Re: 2.6.30.4 many vmalloc errors loading iptables/sound modules

PostPosted: Wed Aug 26, 2009 10:48 pm
by x14sg1
Thank you.

Re: 2.6.30.4 many vmalloc errors loading iptables/sound modules

PostPosted: Sun Aug 30, 2009 1:35 am
by x14sg1
Thanks

The patch fixed my problem.

You mentioned a kernel option as a possible future solution to this problem.

Is it possible for grsecurity to honor the vmalloc=64M boot parameter?

Tim

Re: 2.6.30.4 many vmalloc errors loading iptables/sound modules

PostPosted: Sun Aug 30, 2009 6:20 pm
by PaX Team
x14sg1 wrote:Is it possible for grsecurity to honor the vmalloc=64M boot parameter?
it already does, what i was talking about is a region used for module code (which is separate from the normal vmalloc region under i386/KERNEXEC).

Re: 2.6.30.4 many vmalloc errors loading iptables/sound modules

PostPosted: Sun Feb 14, 2010 6:21 am
by kamil
Hi.
IMHO this should get at least .config option + info in docs.
I've wasted half of a day trying to understand why I get vmap errors regardless of how much free vmalloc memory I have.

My problem was triggered by loading both nvidia & snd_ctxfi modules - raising code limit to 10 MB fixed it.

Best regards.

Re: 2.6.30.4 many vmalloc errors loading iptables/sound modules

PostPosted: Thu Feb 18, 2010 9:44 pm
by PaX Team
kamil wrote:IMHO this should get at least .config option + info in docs.
ok, i bit the bullet and added the .config option, i hope people won't get it wrong :P. also fixed a memory area leak reported by another user that manifested during repeated module loads/unloads.

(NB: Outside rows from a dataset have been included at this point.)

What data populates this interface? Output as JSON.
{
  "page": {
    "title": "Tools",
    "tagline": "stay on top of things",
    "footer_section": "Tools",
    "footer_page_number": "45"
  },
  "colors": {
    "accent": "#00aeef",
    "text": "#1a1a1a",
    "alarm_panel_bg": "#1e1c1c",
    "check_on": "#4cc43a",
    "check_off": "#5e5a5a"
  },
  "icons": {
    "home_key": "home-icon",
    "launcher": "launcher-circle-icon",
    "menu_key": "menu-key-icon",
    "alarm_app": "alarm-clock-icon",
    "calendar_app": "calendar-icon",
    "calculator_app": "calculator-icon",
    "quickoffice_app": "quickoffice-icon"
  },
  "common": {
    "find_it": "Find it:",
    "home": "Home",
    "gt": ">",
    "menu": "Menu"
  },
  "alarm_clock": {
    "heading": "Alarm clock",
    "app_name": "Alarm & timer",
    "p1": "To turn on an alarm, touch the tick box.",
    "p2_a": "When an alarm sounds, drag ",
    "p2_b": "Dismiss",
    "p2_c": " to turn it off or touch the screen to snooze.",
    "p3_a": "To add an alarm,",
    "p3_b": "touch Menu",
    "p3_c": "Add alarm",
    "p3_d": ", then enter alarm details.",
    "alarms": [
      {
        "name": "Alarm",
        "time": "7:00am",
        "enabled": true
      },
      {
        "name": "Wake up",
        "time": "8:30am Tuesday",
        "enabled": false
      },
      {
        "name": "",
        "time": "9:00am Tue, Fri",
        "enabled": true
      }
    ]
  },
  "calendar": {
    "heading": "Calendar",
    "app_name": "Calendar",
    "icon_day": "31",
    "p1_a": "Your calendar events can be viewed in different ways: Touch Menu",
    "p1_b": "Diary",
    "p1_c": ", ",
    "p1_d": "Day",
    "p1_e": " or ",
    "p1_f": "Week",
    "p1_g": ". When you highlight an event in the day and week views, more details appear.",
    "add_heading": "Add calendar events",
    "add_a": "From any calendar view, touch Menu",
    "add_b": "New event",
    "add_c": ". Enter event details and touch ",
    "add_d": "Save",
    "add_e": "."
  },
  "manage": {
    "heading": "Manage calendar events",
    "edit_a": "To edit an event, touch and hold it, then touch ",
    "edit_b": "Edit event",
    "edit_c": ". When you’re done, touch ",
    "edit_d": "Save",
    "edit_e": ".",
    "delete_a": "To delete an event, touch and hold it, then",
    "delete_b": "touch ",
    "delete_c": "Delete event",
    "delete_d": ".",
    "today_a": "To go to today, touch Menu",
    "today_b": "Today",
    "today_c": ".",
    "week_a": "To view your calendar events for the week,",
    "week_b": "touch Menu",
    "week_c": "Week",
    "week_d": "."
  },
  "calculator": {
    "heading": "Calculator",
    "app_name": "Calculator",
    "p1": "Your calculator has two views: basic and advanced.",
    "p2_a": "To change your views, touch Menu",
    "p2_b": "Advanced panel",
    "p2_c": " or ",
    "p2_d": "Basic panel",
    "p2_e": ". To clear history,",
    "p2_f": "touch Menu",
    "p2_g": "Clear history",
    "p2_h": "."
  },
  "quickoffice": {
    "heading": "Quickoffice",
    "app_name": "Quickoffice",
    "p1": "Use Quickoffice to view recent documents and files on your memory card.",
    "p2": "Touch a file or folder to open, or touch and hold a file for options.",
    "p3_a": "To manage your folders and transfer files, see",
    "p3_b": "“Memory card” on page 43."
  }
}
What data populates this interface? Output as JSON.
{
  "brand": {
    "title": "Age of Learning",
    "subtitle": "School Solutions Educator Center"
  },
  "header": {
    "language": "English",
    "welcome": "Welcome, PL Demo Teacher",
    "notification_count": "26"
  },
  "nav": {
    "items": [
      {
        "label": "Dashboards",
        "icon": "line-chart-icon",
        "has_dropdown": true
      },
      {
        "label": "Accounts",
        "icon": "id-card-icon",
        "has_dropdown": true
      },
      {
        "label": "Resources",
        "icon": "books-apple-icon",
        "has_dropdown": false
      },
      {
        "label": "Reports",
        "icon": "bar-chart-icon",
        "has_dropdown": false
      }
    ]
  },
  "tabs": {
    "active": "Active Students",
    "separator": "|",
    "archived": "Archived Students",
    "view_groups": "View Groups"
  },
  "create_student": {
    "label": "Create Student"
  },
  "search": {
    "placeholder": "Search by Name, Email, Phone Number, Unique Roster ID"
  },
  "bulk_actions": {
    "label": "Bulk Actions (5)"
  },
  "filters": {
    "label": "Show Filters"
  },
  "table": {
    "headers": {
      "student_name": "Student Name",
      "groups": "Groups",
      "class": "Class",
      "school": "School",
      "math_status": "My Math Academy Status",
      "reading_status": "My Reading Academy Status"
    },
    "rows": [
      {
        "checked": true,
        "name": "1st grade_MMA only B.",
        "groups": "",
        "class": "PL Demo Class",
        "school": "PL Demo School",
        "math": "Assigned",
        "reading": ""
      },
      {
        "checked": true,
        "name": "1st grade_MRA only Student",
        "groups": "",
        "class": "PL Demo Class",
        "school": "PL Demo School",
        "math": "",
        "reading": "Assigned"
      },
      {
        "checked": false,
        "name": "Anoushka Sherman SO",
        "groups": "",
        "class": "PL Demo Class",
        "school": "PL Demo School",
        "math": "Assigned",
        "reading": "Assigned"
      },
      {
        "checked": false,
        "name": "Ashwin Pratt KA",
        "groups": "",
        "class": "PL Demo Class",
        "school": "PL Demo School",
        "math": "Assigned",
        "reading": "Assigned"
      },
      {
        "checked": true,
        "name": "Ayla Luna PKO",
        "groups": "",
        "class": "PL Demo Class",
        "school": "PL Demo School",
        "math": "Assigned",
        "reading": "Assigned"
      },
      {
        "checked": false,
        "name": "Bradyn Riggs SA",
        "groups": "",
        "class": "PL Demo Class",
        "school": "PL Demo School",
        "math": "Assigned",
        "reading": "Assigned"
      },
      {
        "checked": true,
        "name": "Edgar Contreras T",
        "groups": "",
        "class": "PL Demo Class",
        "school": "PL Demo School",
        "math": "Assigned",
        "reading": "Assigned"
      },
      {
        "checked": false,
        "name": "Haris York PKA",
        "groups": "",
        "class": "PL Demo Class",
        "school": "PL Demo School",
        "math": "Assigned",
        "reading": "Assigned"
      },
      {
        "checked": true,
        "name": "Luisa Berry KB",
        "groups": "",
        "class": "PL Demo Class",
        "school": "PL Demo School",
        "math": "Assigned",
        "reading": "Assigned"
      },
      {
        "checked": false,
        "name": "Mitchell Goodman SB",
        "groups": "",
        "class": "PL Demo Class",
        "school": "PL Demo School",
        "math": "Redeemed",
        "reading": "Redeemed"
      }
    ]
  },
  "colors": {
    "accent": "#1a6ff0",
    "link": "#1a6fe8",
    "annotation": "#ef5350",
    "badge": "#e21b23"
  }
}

Re: 2.6.30.4 many vmalloc errors loading iptables/sound modules

PostPosted: Sat Feb 20, 2010 10:54 am
by specs
The option is only visible in the i386 tree. With the x86_64 tree I did not see the option (which is OK for me).
With i386 the default seems to be 4MB.
Code: Select all
CONFIG_PAX_KERNEXEC_MODULE_TEXT=4

Re: 2.6.30.4 many vmalloc errors loading iptables/sound modules

PostPosted: Mon Feb 22, 2010 8:30 am
by PaX Team
specs wrote:The option is only visible in the i386 tree.
only i386/KERNEXEC is 'special', other archs aren't/won't be since they lack the kind of segmentation logic that i386/KERNEXEC relies on.
With i386 the default seems to be 4MB.
yes it is. what was the question? ;) if you mean why i reduced it from the earlier 8+ MB then it's because the former figure was based on the nvidia kernel module size that people ran into in the past so i accomodated them but since it's easier to change now, they can bump up the number themselves.